Ryan Cleary, 19, was accused of five offenses under the Computer Misuse Act, including an attack which brought down the website of Britain's Serious Organized Crime Agency - the U.K.'s FBI equivalent.
That attack was one of several attributed to hackers operating under the name of Lulz Security, who have also claimed credit for engineering the leak of tens of thousands of user details and passwords from Sony Pictures, as well as attacks on the U.S. Senate computer system, the CIA website, and FBI partner organizations in Atlanta and Connecticut.
Cleary's supposed role in the collective was unclear. Police Commissioner Paul Stephenson described his arrest as "very significant," but Lulz has downplayed his importance.
Lulz said that while it had used Cleary's servers, he was "at best, mildly associated" with the group. It also promised to release more in the way of leaked data stolen from government websites, alluding to an operation that could occur as soon as Friday. The group didn't elaborate.

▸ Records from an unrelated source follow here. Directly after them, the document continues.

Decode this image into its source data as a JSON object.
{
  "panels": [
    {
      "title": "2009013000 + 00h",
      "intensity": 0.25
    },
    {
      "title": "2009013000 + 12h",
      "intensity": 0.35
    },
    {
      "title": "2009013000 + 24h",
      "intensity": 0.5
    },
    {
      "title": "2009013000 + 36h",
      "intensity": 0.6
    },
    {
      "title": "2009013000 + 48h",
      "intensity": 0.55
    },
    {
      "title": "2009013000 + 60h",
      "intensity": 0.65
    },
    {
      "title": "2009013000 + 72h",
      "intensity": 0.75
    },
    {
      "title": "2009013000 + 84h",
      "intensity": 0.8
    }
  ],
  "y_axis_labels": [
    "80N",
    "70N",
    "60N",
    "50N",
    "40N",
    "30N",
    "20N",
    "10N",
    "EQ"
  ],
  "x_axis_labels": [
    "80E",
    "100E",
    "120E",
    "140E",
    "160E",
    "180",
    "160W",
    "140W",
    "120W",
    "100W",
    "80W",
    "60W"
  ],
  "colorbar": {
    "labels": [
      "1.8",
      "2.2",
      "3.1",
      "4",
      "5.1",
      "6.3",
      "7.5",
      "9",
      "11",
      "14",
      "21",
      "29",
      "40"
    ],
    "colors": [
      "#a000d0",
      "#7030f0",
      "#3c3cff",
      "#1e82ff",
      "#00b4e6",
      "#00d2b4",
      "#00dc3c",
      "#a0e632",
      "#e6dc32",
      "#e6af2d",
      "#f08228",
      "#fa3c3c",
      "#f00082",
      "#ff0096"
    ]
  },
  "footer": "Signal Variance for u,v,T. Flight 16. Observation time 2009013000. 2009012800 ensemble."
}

Little is known for sure about Lulz Security, although such groups are typically loose networks with supporters in more than one location, so an arrest could do little to bring it down and could even encourage supporters to carry on its cause. The group has gained 250,000 followers on Twitter and appears to have spawned at least one imitator group - Lulz Security Brazil, which on Wednesday claimed attacks that briefly knocked out several Brazilian government sites.
So far, the charges leveled against Cleary are related only to attacks on U.K.-based organizations. It wasn't immediately clear whether the FBI, which is investigating Lulz Security's activities in the U.S., would pursue its own charges. FBI spokeswoman Jenny Shearer said the agency couldn't comment on the matter.
Several of the charges relate to recent activity against the Serious Organized Crime Agency and the distribution of malicious programs, but others date to fall of last year - when the teenager is accused of attacking the website of the British Phonographic Industry and its global counterpart, the International Federation of the Phonographic Industry.
The timing of those two attacks appears linked to a hacking operation dubbed "Operation Payback," led by an amorphous alliance of hackers known as Anonymous, which targeted music sites worldwide.
Lulz and Anonymous recently teamed up, calling for a united hacker effort to attack any government or agency that "crosses their path."
Cleary was due to appear at a London court Thursday.